Friday, October 12, 2012

RE: Light-Sport Aircraft Yahoo group Re: What makes an airplane turn?



As I understand it the elevator lift is on the bottom side and used as a down force to hold the nose up, favoring stability.. We have people out there that can tell us about it.

Gary

 

From: Sport_Aircraft@yahoogroups.com [mailto:Sport_Aircraft@yahoogroups.com] On Behalf Of Dwayne
Sent: Monday, October 08, 2012 12:37 PM
To: Sport_Aircraft@yahoogroups.com
Subject: Re: Light-Sport Aircraft Yahoo group Re: What makes an airplane turn?

 




In reality in my plane (and the few others I've flown) if I bank left and don't apply power or pull the stick back the nose STILL does turn... What happens is that I go into a spiral descending turn.
I guess there's still sufficent lift component on the vertical axis of the plane to pull the nose around.
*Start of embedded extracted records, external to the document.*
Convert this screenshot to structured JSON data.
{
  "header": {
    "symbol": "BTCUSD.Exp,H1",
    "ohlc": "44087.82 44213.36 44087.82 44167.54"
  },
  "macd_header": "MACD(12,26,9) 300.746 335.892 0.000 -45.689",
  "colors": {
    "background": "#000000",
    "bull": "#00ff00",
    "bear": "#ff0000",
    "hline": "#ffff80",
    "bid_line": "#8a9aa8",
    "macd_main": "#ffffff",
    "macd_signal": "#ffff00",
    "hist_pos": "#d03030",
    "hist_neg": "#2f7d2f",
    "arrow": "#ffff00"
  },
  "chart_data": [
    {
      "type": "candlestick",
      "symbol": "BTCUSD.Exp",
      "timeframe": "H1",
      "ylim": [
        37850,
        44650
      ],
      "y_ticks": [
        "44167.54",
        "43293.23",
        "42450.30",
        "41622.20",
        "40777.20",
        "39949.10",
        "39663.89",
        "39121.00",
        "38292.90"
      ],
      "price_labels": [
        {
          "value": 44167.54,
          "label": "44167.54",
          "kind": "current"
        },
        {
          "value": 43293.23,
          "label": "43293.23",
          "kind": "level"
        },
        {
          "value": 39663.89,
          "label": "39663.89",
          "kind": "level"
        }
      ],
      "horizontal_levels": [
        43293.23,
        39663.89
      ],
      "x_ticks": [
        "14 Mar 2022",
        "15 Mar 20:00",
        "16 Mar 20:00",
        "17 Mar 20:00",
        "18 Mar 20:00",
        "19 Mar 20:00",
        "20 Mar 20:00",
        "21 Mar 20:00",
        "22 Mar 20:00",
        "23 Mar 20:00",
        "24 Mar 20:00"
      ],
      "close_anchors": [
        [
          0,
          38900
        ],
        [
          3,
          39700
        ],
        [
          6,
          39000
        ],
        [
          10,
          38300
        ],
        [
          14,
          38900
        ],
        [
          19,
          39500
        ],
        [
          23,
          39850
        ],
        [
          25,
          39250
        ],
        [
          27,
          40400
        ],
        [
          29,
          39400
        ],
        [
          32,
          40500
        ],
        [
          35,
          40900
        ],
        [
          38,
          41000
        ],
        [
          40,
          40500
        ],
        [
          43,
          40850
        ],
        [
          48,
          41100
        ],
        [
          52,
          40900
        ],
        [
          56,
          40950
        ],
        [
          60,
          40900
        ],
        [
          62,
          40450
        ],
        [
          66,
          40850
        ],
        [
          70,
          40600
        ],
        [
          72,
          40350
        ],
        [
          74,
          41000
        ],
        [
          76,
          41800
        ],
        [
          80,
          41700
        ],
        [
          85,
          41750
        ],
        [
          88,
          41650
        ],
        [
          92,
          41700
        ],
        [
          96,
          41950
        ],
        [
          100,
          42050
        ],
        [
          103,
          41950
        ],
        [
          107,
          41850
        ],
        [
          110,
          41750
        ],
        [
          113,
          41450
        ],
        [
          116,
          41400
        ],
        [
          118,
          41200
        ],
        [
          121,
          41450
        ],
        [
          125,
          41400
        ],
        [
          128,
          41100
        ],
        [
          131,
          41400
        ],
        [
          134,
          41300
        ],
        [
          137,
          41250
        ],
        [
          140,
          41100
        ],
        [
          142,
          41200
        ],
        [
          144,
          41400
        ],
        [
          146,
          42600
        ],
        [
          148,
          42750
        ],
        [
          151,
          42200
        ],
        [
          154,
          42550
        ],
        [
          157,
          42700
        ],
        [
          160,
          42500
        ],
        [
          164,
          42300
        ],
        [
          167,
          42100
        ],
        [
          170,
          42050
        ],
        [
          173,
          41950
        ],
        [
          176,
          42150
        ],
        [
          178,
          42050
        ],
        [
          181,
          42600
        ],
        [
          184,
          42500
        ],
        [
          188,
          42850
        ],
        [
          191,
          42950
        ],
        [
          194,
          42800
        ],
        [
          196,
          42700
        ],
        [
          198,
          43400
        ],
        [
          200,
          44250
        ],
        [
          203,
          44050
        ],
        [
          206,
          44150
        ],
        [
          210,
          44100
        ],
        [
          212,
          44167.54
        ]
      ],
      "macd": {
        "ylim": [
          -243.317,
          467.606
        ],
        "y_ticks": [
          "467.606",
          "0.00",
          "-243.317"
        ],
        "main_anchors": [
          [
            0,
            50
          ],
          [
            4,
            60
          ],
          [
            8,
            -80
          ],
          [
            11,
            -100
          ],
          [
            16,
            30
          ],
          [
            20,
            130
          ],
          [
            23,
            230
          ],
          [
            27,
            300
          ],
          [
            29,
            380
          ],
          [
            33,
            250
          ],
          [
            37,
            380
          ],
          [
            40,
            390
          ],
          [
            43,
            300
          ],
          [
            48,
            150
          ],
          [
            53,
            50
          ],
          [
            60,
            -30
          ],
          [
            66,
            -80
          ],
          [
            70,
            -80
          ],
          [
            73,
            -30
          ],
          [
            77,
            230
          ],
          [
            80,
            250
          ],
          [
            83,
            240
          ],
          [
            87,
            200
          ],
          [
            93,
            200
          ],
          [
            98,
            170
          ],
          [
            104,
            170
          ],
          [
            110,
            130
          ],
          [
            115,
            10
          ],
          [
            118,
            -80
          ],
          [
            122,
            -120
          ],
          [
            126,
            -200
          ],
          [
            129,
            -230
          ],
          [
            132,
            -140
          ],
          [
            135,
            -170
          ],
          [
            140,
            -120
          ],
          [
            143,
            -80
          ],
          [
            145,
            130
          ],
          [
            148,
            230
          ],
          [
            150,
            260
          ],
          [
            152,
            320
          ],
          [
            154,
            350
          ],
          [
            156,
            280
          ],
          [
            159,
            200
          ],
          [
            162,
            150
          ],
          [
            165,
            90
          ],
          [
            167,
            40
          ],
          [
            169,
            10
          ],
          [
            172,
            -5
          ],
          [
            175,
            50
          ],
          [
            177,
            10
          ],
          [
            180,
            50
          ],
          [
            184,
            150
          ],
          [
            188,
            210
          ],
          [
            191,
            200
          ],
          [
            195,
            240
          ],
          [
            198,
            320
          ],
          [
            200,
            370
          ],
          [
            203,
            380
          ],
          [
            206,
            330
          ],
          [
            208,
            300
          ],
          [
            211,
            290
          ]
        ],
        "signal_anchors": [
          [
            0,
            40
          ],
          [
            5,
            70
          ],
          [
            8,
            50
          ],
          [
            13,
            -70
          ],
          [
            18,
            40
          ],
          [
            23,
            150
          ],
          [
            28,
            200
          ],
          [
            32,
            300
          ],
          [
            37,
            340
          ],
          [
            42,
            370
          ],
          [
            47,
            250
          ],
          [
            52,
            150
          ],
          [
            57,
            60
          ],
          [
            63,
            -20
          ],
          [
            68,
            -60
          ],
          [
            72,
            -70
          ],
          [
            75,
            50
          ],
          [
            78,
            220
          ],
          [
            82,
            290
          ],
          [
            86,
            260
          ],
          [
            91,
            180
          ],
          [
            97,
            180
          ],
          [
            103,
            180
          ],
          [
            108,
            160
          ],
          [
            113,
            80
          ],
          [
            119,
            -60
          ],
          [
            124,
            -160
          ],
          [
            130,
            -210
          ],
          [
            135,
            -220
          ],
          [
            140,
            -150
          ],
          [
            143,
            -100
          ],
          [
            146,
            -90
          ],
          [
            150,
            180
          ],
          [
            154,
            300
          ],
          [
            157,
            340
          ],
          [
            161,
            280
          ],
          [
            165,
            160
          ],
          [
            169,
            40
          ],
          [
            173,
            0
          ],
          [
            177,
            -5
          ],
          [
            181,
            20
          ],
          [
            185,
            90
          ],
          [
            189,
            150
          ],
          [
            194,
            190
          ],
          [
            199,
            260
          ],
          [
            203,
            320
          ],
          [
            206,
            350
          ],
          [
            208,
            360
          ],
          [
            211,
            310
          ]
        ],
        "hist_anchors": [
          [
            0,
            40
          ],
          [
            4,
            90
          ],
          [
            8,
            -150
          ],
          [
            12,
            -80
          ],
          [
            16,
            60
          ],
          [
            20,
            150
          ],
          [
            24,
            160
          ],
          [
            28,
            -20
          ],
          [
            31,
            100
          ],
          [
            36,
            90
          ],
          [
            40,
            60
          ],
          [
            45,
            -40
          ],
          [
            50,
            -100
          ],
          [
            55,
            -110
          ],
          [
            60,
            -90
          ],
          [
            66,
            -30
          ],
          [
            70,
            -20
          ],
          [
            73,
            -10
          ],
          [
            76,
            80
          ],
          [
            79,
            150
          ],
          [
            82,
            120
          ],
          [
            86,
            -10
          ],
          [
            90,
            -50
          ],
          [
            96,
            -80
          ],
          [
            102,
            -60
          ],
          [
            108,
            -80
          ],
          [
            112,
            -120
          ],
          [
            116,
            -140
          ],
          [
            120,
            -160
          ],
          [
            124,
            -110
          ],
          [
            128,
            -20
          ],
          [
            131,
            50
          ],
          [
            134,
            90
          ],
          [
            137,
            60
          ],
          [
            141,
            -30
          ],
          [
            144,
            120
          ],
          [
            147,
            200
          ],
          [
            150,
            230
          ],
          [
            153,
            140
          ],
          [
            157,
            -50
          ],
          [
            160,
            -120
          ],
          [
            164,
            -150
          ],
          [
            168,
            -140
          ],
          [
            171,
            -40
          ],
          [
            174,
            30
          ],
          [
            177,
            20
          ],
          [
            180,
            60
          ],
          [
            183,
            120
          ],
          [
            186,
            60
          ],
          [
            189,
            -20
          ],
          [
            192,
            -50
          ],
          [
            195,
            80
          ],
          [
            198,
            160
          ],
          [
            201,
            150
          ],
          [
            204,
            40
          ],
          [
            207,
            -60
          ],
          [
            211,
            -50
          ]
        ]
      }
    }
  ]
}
  In straight and level flight, you MUST have some kind of lift in the elevator.  You use the trim tab to compensate for this.  Either that, your AOA on your wings have enough lift to override positive force on your elevator.

  When you turn, that lift is still there. causing your airplane to turn in the direction you are going.

   As you start slide into the fall, the lower wing gets less wind than the upper wing, causing you to turn more and spiral towards the earth.  If you are heading straight down, you will not spiral anymore.